The joy of Prince
I got up this morning with another post in mind, but sitting down at my desk, all I want to do is listen to Prince music. I think Prince might be the first musical artist I was ever really aware of. My mom loved the song “Raspberry Beret” and would crank it in the car when it was on the radio, and we’d dance around her bedroom to it in the house.
She wore a
The kind you find in a second hand store
And if it was warm she wouldn’t wear much more
I was five. I didn’t really get the song but the chorus was easy and catchy and I was able to picture the hat that he was singing about, and it seemed pretty to me. That was the thing about Prince’s music — like any really good writing, it was visual. Colorful.
An ocean of violets in bloom.
Little red corvette.
You could see the music. You still can, fortunately, which is the great thing about artists: they leave you something when they go.

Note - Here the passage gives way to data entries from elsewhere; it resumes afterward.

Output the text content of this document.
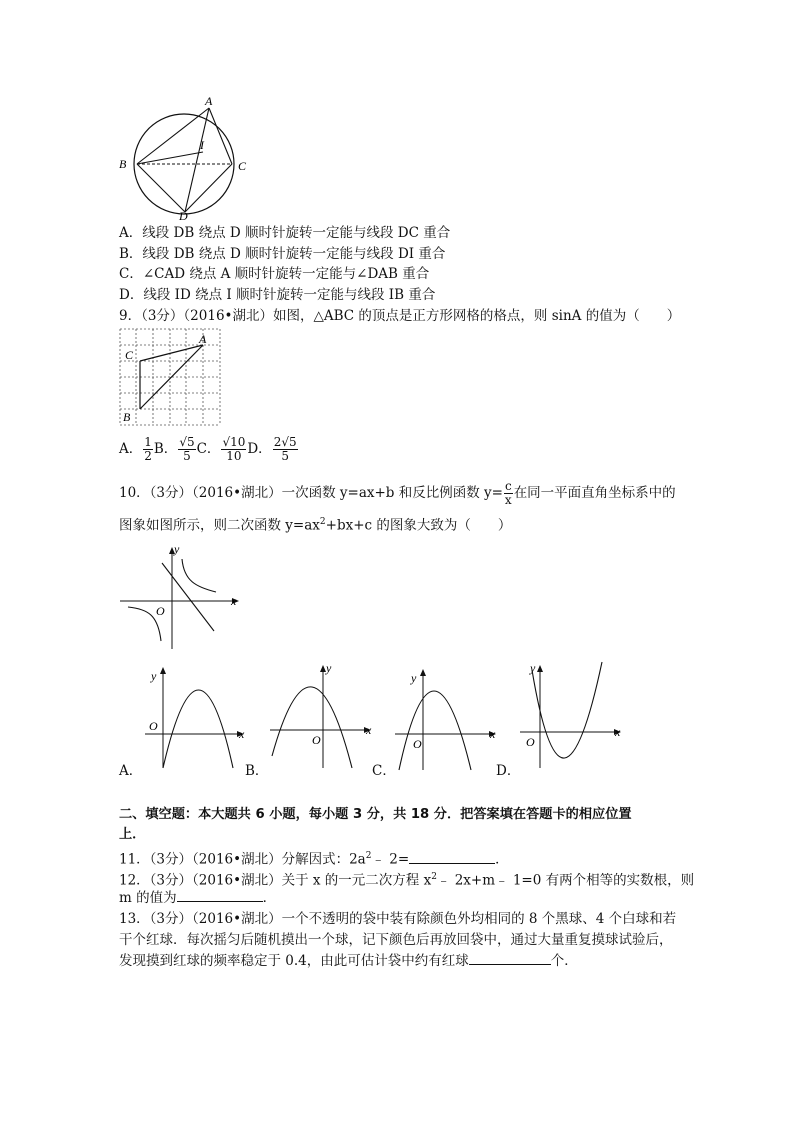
A
B	C
D
I
A．线段 DB 绕点 D 顺时针旋转一定能与线段 DC 重合
B．线段 DB 绕点 D 顺时针旋转一定能与线段 DI 重合
C．∠CAD 绕点 A 顺时针旋转一定能与∠DAB 重合
D．线段 ID 绕点 I 顺时针旋转一定能与线段 IB 重合
9．（3分）（2016•湖北）如图，△ABC 的顶点是正方形网格的格点，则 sinA 的值为（　　）
A
C
B
A． $\frac{1}{2}$ B． $\frac{√5}{5}$ C． $\frac{√10}{10}$ D． $\frac{2√5}{5}$
10．（3分）（2016•湖北）一次函数 y=ax+b 和反比例函数 $y= \frac{c}{x}$ 在同一平面直角坐标系中的
图象如图所示，则二次函数 $y=ax^2+bx+c$ 的图象大致为（　　）
x
y
O
x
y
O
A．
x
y
O
B．
x
y
O
C．
x
y
O
D．
二、填空题：本大题共 6 小题，每小题 3 分，共 18 分．把答案填在答题卡的相应位置
上．
11．（3分）（2016•湖北）分解因式：$2a^2﹣$ 2=	．
12．（3分）（2016•湖北）关于 x 的一元二次方程 $x^2﹣$ 2x+m﹣ 1=0 有两个相等的实数根，则
m 的值为	．
13．（3分）（2016•湖北）一个不透明的袋中装有除颜色外均相同的 8 个黑球、4 个白球和若
干个红球．每次摇匀后随机摸出一个球，记下颜色后再放回袋中，通过大量重复摸球试验后，
发现摸到红球的频率稳定于 0.4，由此可估计袋中约有红球	个．
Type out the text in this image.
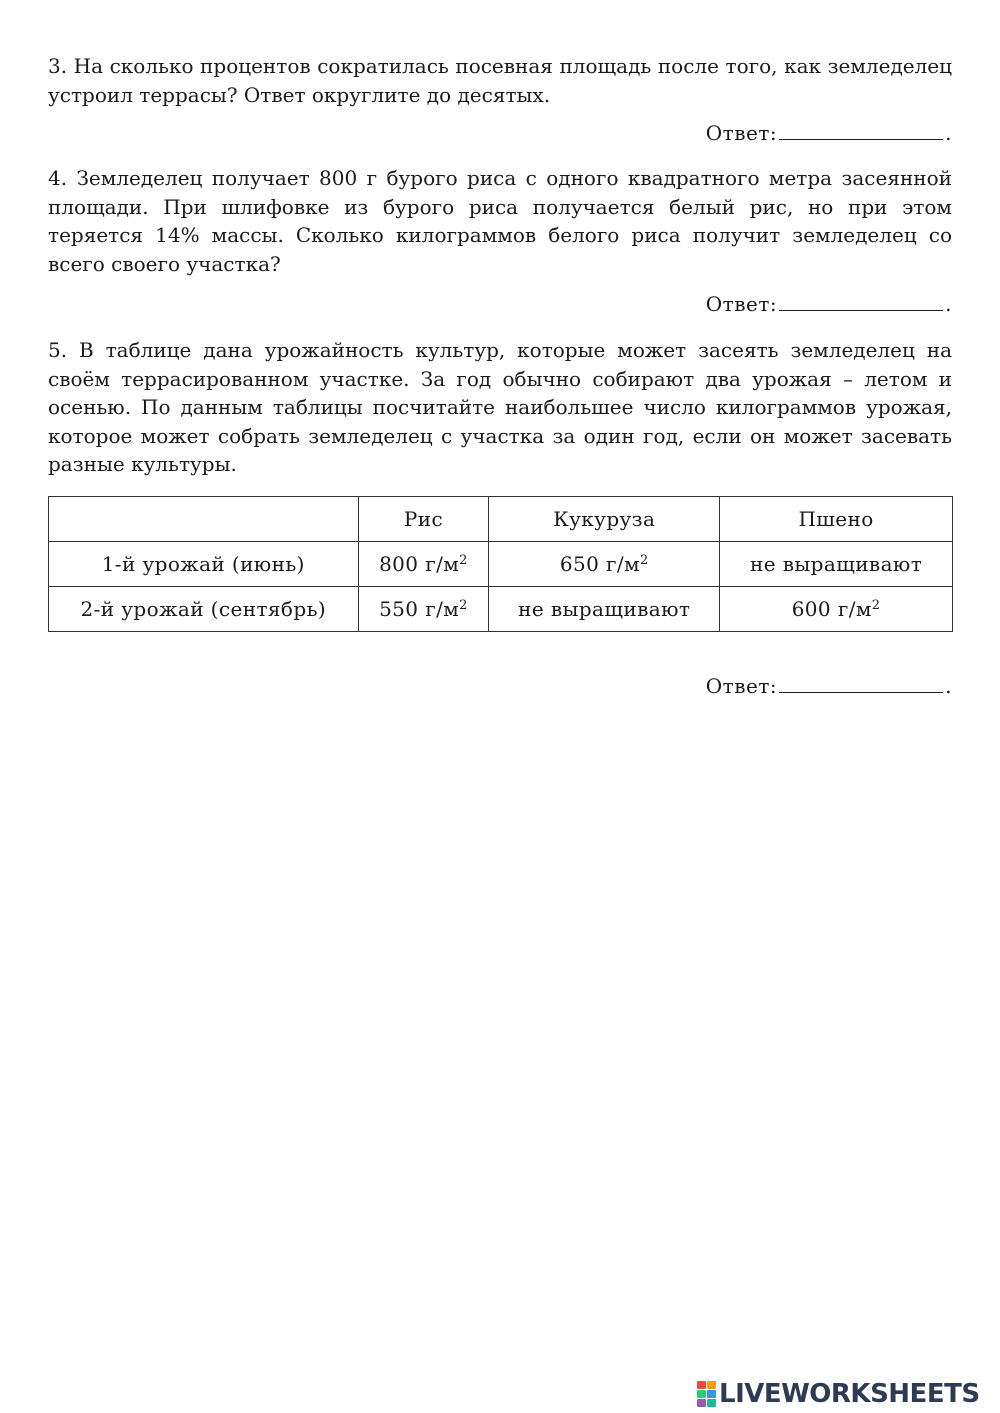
3. На сколько процентов сократилась посевная площадь после того, как земледелец устроил террасы? Ответ округлите до десятых.

Ответ:	.

4. Земледелец получает 800 г бурого риса с одного квадратного метра засеянной площади. При шлифовке из бурого риса получается белый рис, но при этом теряется 14% массы. Сколько килограммов белого риса получит земледелец со всего своего участка?

Ответ:	.

5. В таблице дана урожайность культур, которые может засеять земледелец на своём террасированном участке. За год обычно собирают два урожая – летом и осенью. По данным таблицы посчитайте наибольшее число килограммов урожая, которое может собрать земледелец с участка за один год, если он может засевать разные культуры.

	Рис	Кукуруза	Пшено
1-й урожай (июнь)	800 $г/м^2$	650 $г/м^2$	не выращивают
2-й урожай (сентябрь)	550 $г/м^2$	не выращивают	600 $г/м^2$
Ответ:	.
LIVEWORKSHEETS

Not all artists do it with such joy, though. Prince seemed to delight in life and music, whether it was composing with the muppets, playing pingpong with Jimmy Fallon, or just getting dressed to perform. He reveled in sensations, unabashedly embracing the rich textures (velvet, satin, sparkle, paisley, polka dots) that most of us relegate to trims and edges. That’s something to celebrate, simply because so few people are able… to silence the censors, the critics, and even our own judgmental voices and just wear purple head-to-toe one day if it feels good. Prince did what felt good, and he made us feel good too.
Perhaps some measure of the joy in a life is how remembered when it’s over. Last night’s Brooklyn block party hosted by Spike Lee and the many like it around the world are telling. It must have been a joyful life if the only way that feels right to mourn it is dancing.
There are many tributes around the web today, but if you just feel like listening to some Prince classics, IHeartRadio has a feed running today.